The cost of PV systems has experienced a rapid drop in price since its widespread market penetration, while efficiency has improved considerably over the same period. In Germany, in 1990, standard PV rooftop systems still cost about €14,000 per kWp, whereas in 2017 the costs had fallen by more than 90%. As its share of the market has grown, so too has the attractiveness of photovoltaics, and today ways of storing electricity are being progressively integrated into the photovoltaic system. In this field, universities and companies worldwide are currently researching new ways of increasing the efficiency of the system.
The Institute for Solar Energy Research ‒ a research facility of the University of Hanover ‒ already hit the headlines last year when a P-type silicon solar cell achieved a record efficiency of over 26%. In a new project funded by the Federal Ministry for Economic Affairs and Technology, the institute is now exploring new ways of raising the efficiency of the system. The main aim of the research work being undertaken is to make PV modules for small-surface areas such as vehicles and buildings even more cost-efficient, allowing for an even greater range of applications.

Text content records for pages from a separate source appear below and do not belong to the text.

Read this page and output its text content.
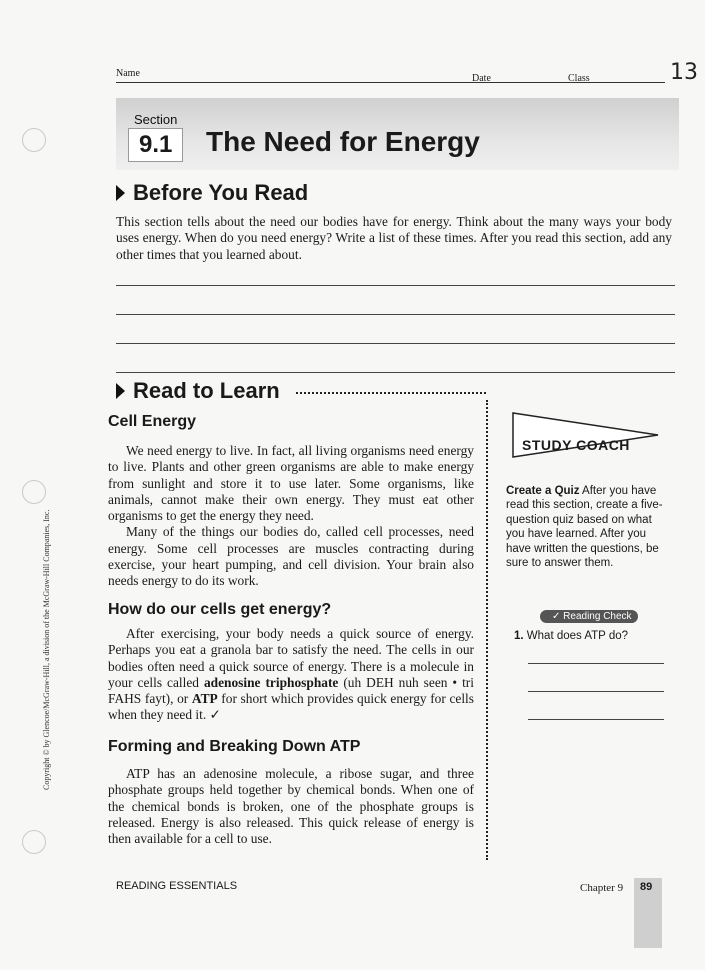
Name	Date	Class	13
Section
9.1	The Need for Energy
Before You Read

This section tells about the need our bodies have for energy. Think about the many ways your body uses energy. When do you need energy? Write a list of these times. After you read this section, add any other times that you learned about.

Read to Learn
Cell Energy

We need energy to live. In fact, all living organisms need energy to live. Plants and other green organisms are able to make energy from sunlight and store it to use later. Some organisms, like animals, cannot make their own energy. They must eat other organisms to get the energy they need.

Many of the things our bodies do, called cell processes, need energy. Some cell processes are muscles contracting during exercise, your heart pumping, and cell division. Your brain also needs energy to do its work.

How do our cells get energy?

After exercising, your body needs a quick source of energy. Perhaps you eat a granola bar to satisfy the need. The cells in our bodies often need a quick source of energy. There is a molecule in your cells called adenosine triphosphate (uh DEH nuh seen • tri FAHS fayt), or ATP for short which provides quick energy for cells when they need it. ✓

Forming and Breaking Down ATP

ATP has an adenosine molecule, a ribose sugar, and three phosphate groups held together by chemical bonds. When one of the chemical bonds is broken, one of the phosphate groups is released. Energy is also released. This quick release of energy is then available for a cell to use.

STUDY COACH
Create a Quiz After you have read this section, create a five-question quiz based on what you have learned. After you have written the questions, be sure to answer them.
✓ Reading Check
1. What does ATP do?
Copyright © by Glencoe/McGraw-Hill, a division of the McGraw-Hill Companies, Inc.
READING ESSENTIALS	Chapter 9 89
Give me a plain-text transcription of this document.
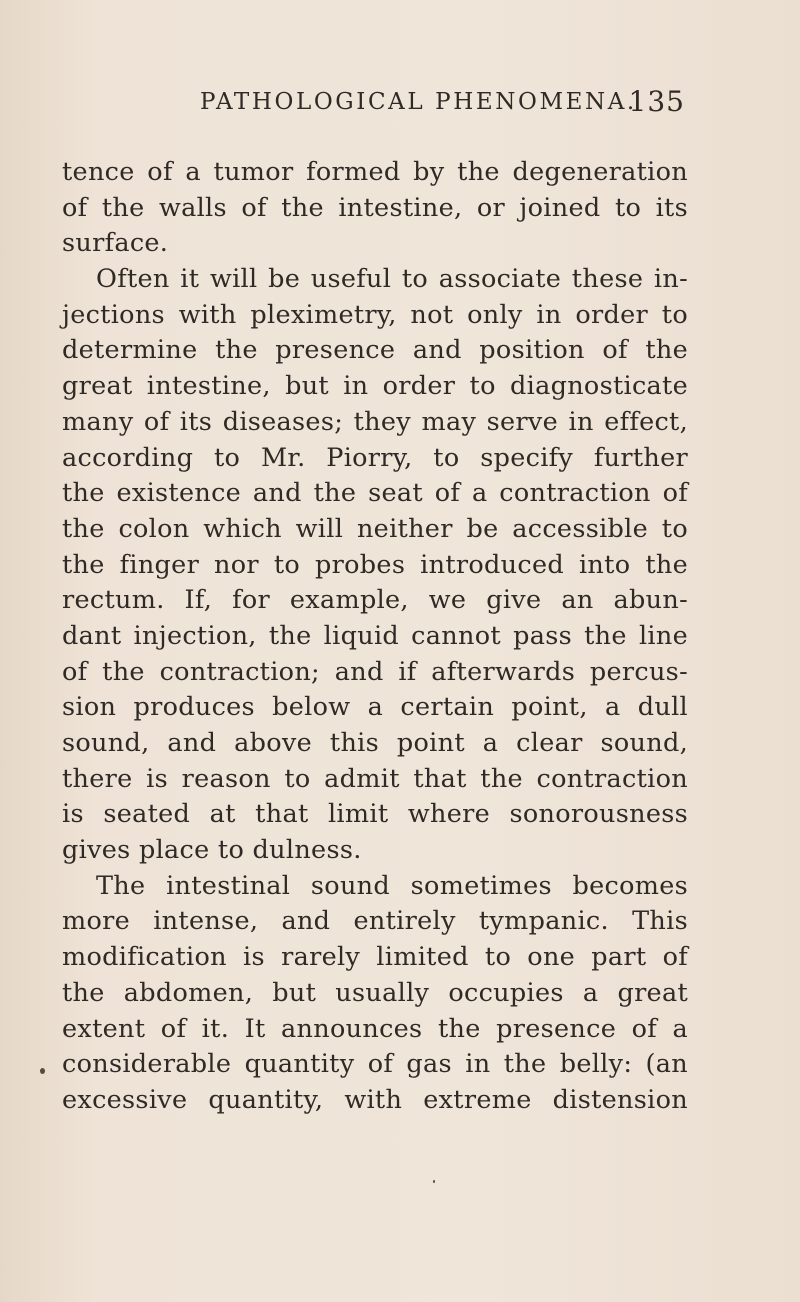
PATHOLOGICAL PHENOMENA.
135
tence of a tumor formed by the degeneration
of the walls of the intestine, or joined to its
surface.
Often it will be useful to associate these in-
jections with pleximetry, not only in order to
determine the presence and position of the
great intestine, but in order to diagnosticate
many of its diseases; they may serve in effect,
according to Mr. Piorry, to specify further
the existence and the seat of a contraction of
the colon which will neither be accessible to
the finger nor to probes introduced into the
rectum. If, for example, we give an abun-
dant injection, the liquid cannot pass the line
of the contraction; and if afterwards percus-
sion produces below a certain point, a dull
sound, and above this point a clear sound,
there is reason to admit that the contraction
is seated at that limit where sonorousness
gives place to dulness.
The intestinal sound sometimes becomes
more intense, and entirely tympanic. This
modification is rarely limited to one part of
the abdomen, but usually occupies a great
extent of it. It announces the presence of a
considerable quantity of gas in the belly: (an
excessive quantity, with extreme distension
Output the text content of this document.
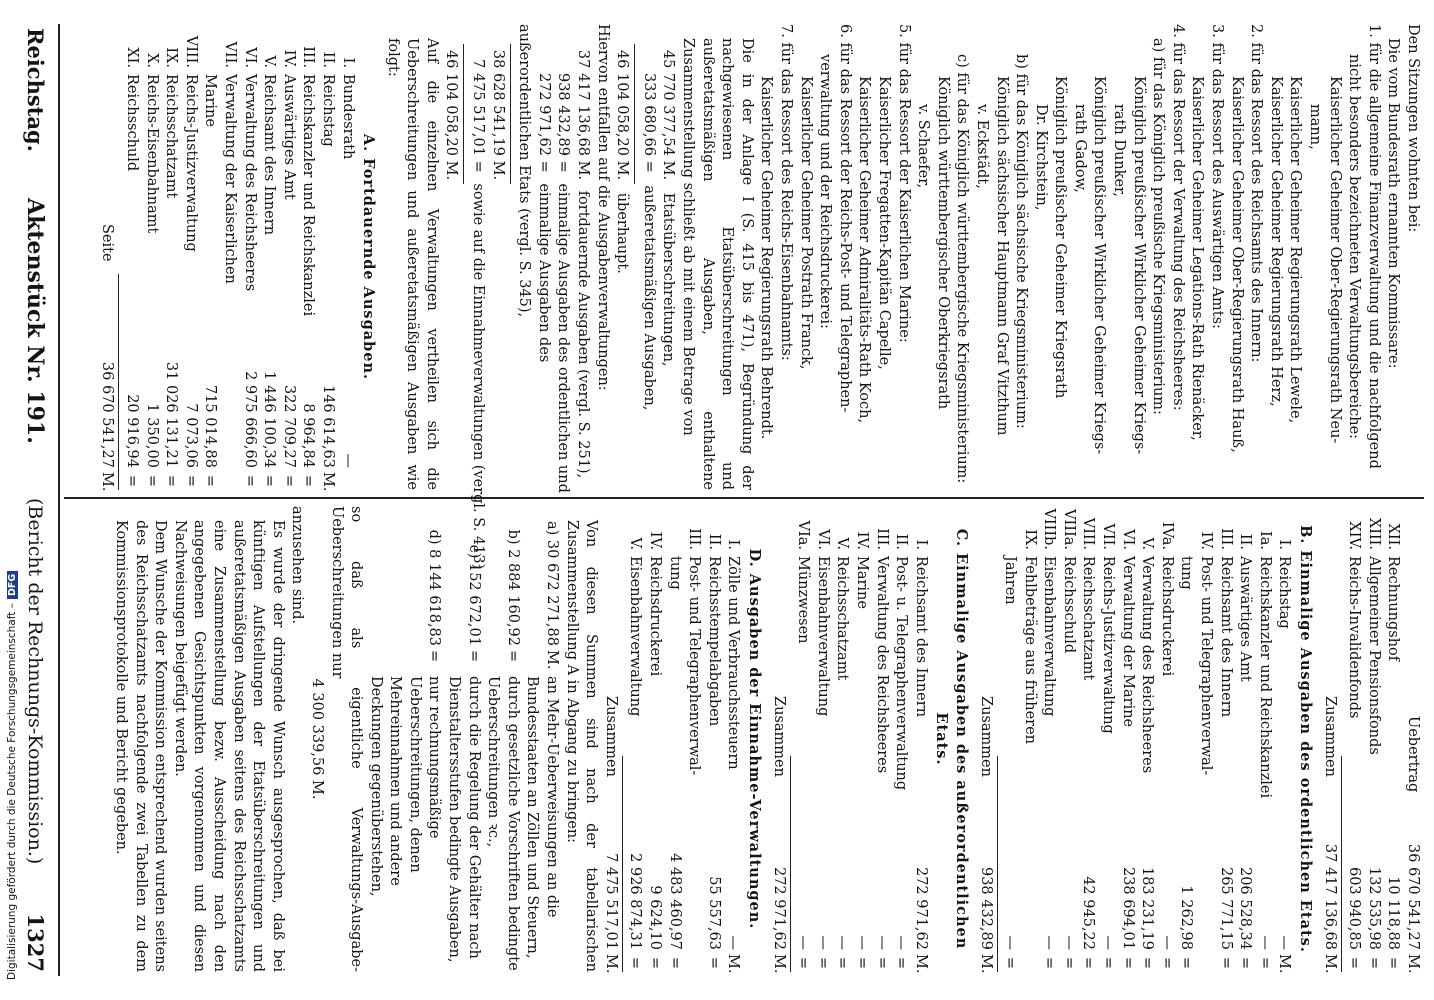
Reichstag.
Aktenstück Nr. 191.
(Bericht der Rechnungs-Kommission.)
1327
Den Sitzungen wohnten bei:
Die vom Bundesrath ernannten Kommissare:
1. für die allgemeine Finanzverwaltung und die nachfolgend
nicht besonders bezeichneten Verwaltungsbereiche:
Kaiserlicher Geheimer Ober-Regierungsrath Neu-
mann,
Kaiserlicher Geheimer Regierungsrath Lewele,
Kaiserlicher Geheimer Regierungsrath Herz,
2. für das Ressort des Reichsamts des Innern:
Kaiserlicher Geheimer Ober-Regierungsrath Hauß,
3. für das Ressort des Auswärtigen Amts:
Kaiserlicher Geheimer Legations-Rath Rienäcker,
4. für das Ressort der Verwaltung des Reichsheeres:
a) für das Königlich preußische Kriegsministerium:
Königlich preußischer Wirklicher Geheimer Kriegs-
rath Dunker,
Königlich preußischer Wirklicher Geheimer Kriegs-
rath Gadow,
Königlich preußischer Geheimer Kriegsrath
Dr. Kirchstein,
b) für das Königlich sächsische Kriegsministerium:
Königlich sächsischer Hauptmann Graf Vitzthum
v. Eckstädt,
c) für das Königlich württembergische Kriegsministerium:
Königlich württembergischer Oberkriegsrath
v. Schaefer,
5. für das Ressort der Kaiserlichen Marine:
Kaiserlicher Fregatten-Kapitän Capelle,
Kaiserlicher Geheimer Admiralitäts-Rath Koch,
6. für das Ressort der Reichs-Post- und Telegraphen-
verwaltung und der Reichsdruckerei:
Kaiserlicher Geheimer Postrath Franck,
7. für das Ressort des Reichs-Eisenbahnamts:
Kaiserlicher Geheimer Regierungsrath Behrendt.
Die in der Anlage I (S. 415 bis 471), Begründung der nachgewiesenen Etatsüberschreitungen und außeretatsmäßigen Ausgaben, enthaltene Zusammenstellung schließt ab mit einem Betrage von
45 770 377,54 M. Etatsüberschreitungen,
333 680,66 = außeretatsmäßigen Ausgaben,
46 104 058,20 M. überhaupt.
Hiervon entfallen auf die Ausgabenverwaltungen:
37 417 136,68 M. fortdauernde Ausgaben (vergl. S. 251),
938 432,89 = einmalige Ausgaben des ordentlichen und
272 971,62 = einmalige Ausgaben des außerordentlichen Etats (vergl. S. 345),
38 628 541,19 M.
7 475 517,01 = sowie auf die Einnahmeverwaltungen (vergl. S. 413)
46 104 058,20 M.
Auf die einzelnen Verwaltungen vertheilen sich die Ueberschreitungen und außeretatsmäßigen Ausgaben wie folgt:
A. Fortdauernde Ausgaben.
I.Bundesrath
—
II.Reichstag
146 614,63
M.
III.Reichskanzler und Reichskanzlei
8 964,84
=
IV.Auswärtiges Amt
322 709,27
=
V.Reichsamt des Innern
1 446 100,34
=
VI.Verwaltung des Reichsheeres
2 975 666,60
=
VII.Verwaltung der Kaiserlichen
Marine
715 014,88
=
VIII.Reichs-Justizverwaltung
7 073,06
=
IX.Reichsschatzamt
31 026 131,21
=
X.Reichs-Eisenbahnamt
1 350,00
=
XI.Reichsschuld
20 916,94
=
Seite
36 670 541,27
M.
Uebertrag
36 670 541,27
M.
XII.Rechnungshof
10 118,88
=
XIII.Allgemeiner Pensionsfonds
132 535,98
=
XIV.Reichs-Invalidenfonds
603 940,85
=
Zusammen
37 417 136,68
M.
B. Einmalige Ausgaben des ordentlichen Etats.
I.Reichstag
—
M.
Ia.Reichskanzler und Reichskanzlei
—
=
II.Auswärtiges Amt
206 528,34
=
III.Reichsamt des Innern
265 771,15
=
IV.Post- und Telegraphenverwal-
tung
1 262,98
=
IVa.Reichsdruckerei
—
=
V.Verwaltung des Reichsheeres
183 231,19
=
VI.Verwaltung der Marine
238 694,01
=
VII.Reichs-Justizverwaltung
—
=
VIII.Reichsschatzamt
42 945,22
=
VIIIa.Reichsschuld
—
=
VIIIb.Eisenbahnverwaltung
—
=
IX.Fehlbeträge aus früheren
Jahren
—
=
Zusammen
938 432,89
M.
C. Einmalige Ausgaben des außerordentlichen Etats.
I.Reichsamt des Innern
272 971,62
M.
II.Post- u. Telegraphenverwaltung
—
=
III.Verwaltung des Reichsheeres
—
=
IV.Marine
—
=
V.Reichsschatzamt
—
=
VI.Eisenbahnverwaltung
—
=
VIa.Münzwesen
—
=
Zusammen
272 971,62
M.
D. Ausgaben der Einnahme-Verwaltungen.
I.Zölle und Verbrauchssteuern
—
M.
II.Reichsstempelabgaben
55 557,63
=
III.Post- und Telegraphenverwal-
tung
4 483 460,97
=
IV.Reichsdruckerei
9 624,10
=
V.Eisenbahnverwaltung
2 926 874,31
=
Zusammen
7 475 517,01
M.
Von diesen Summen sind nach der tabellarischen Zusammenstellung A in Abgang zu bringen:
a) 30 672 271,88
M.
an Mehr-Ueberweisungen an die Bundesstaaten an Zöllen und Steuern,
b) 2 884 160,92
=
durch gesetzliche Vorschriften bedingte Ueberschreitungen ꝛc.,
c) 152 672,01
=
durch die Regelung der Gehälter nach Dienstaltersstufen bedingte Ausgaben,
d) 8 144 618,83
=
nur rechnungsmäßige Ueberschreitungen, denen Mehreinnahmen und andere Deckungen gegenüberstehen,
so daß als eigentliche Verwaltungs-Ausgabe-Ueberschreitungen nur
4 300 339,56 M.
anzusehen sind.
Es wurde der dringende Wunsch ausgesprochen, daß bei künftigen Aufstellungen der Etatsüberschreitungen und außeretatsmäßigen Ausgaben seitens des Reichsschatzamts eine Zusammenstellung bezw. Ausscheidung nach den angegebenen Gesichtspunkten vorgenommen und diesen Nachweisungen beigefügt werden.
Dem Wunsche der Kommission entsprechend wurden seitens des Reichsschatzamts nachfolgende zwei Tabellen zu dem Kommissionsprotokolle und Bericht gegeben.
Digitalisierung gefördert durch die Deutsche Forschungsgemeinschaft –DFG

With innovative circuit technologies, solar cells are seamlessly connected in the modules, which means that up to 4% of space can be saved. Innovative lamination processes are intended to ensure stability and at the same time save material ‒ or lead to an increase in efficiency ‒ of 1%. The solutions are to be developed for monofacial as well as for bifacial modules. The improved quality of the film on the back of the bifacial solar cells is expected to further increase their efficiency by 0.6 %. Even if these individual advancements appear small, they nevertheless contribute, when added together, to a noticeable increase in efficiency.
The ProVe research project started in June and will run for a period of three years.